Buyer or seller, it's all about the deal. Every negotiation is a process leading to a goal: the deal. Closing that deal depends on, more than any other factor, communication. The road to the deal is laced with obstacles. How your agent communicates with you and the other agent determine whether these obstacles derail the deal, or pass as barely noticed bumps along way.
A problem arises, what does your agent do? Does he act in the best interest of the client by focusing on a solution? Or does he service his own needs by attempting to assign blame? Grousing and the pointing of fingers never solved a problem.
This is crucial as finding fault is to focus on yesterday. An agent acting professionally will move forward, focusing on solutions to keep the process moving forward, toward what eventually will become the deal. An agent looking to the past, focused on finding fault, is not acting in the clients best interest and needs to be questioned rigorously by the client, and quite possibly replaced.
As with a doctor, a client will place inordinate trust in their agent, as is natural.
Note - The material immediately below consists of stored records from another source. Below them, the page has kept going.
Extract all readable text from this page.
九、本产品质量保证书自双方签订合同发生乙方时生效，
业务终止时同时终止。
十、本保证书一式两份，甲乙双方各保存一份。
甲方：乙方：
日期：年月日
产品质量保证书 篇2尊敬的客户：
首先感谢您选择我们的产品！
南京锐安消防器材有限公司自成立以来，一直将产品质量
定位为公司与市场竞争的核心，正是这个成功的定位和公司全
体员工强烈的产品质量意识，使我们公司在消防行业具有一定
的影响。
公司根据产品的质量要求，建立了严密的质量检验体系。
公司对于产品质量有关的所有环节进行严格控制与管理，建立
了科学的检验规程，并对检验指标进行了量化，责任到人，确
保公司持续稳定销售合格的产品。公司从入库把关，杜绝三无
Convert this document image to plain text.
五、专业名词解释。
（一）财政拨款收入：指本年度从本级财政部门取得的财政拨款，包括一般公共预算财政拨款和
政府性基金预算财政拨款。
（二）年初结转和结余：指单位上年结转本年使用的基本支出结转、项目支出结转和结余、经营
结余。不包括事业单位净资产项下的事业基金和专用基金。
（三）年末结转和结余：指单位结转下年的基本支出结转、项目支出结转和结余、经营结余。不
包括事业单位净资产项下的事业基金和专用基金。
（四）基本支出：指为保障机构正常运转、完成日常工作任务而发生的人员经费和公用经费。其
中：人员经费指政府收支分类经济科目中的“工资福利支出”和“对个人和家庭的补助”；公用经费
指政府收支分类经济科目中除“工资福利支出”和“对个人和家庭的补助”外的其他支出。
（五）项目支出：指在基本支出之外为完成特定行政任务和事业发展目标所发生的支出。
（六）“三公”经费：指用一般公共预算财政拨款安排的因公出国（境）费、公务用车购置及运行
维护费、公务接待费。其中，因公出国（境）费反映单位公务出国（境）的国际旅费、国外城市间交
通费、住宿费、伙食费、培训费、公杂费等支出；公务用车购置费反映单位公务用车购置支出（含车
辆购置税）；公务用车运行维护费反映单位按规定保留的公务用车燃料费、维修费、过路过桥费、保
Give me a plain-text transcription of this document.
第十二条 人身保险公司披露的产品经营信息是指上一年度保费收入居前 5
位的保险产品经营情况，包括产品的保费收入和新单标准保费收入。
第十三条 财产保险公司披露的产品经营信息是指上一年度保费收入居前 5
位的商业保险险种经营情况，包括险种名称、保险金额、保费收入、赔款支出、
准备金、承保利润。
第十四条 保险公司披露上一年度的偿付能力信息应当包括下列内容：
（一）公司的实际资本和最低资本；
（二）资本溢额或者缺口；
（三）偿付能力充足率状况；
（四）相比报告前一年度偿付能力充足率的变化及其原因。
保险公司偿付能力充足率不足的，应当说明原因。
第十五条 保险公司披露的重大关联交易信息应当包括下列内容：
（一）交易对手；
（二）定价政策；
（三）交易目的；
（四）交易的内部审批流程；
But I believe clients need to be vigilant and watch for signs of what is really a conflict of interest. Agents must not allow a personal issue to interfere with the interests of his client.
Petty resentments and blaming make a deal less likely. Consider the effect these signals will have on the opposite party and their agent. Problem solving is moving forward toward a deal. Communicating those solutions builds trust, engenders a positive relationship with the other party and brings the deal that much closer.
Your agent must be self possessed, calm in a crises, and respond to that crises with a solution. Righteous indignation is a poor substitute for a deal.